縄田浩志(代表理事)
故片倉もとこ(2013年2月23日逝去)は、文化人類学者として、生涯にわたって中東の遊牧民とアラブ・ムスリムの研究に従事し、多大な成果を上げました。
私は、片倉もとこがワーディ・ファーティマで現地調査を始めたちょうどその頃に、この世に生を受けた世代です。長じて私自身も研究者として20年以上、沙漠に通い続けるようになりました。はじめて沙漠で砂嵐に出会った時、「沙漠への畏敬の念」と「沙漠に暮らす人々への愛」を強く感じたことが、沙漠に通い続ける理由です。

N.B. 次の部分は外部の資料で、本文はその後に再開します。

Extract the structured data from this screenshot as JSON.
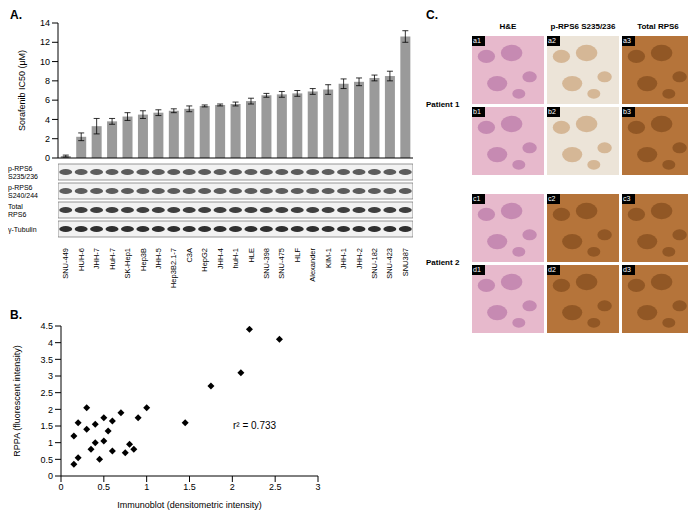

沙漠の美しさ、厳しい環境のもとでたくましく暮らす人々の素顔は、われわれを惹きつけてやみません。しかしながら、沙漠のない日本に暮らす多くの人々にとっては、まだまだ「沙漠は異文化」です。“ 沙漠そのもののうつくしさをひきだす ” 講演会や展示会や出前授業、沙漠文化に関する学際的研究また芸術活動の支援を行っていく体制をより強固にしていくと共に、片倉もとこ研究資料の整理とその再活用を積極的に推進していく所存です。当財団の活動を、応援くださいますよう、よろしくお願い申し上げます。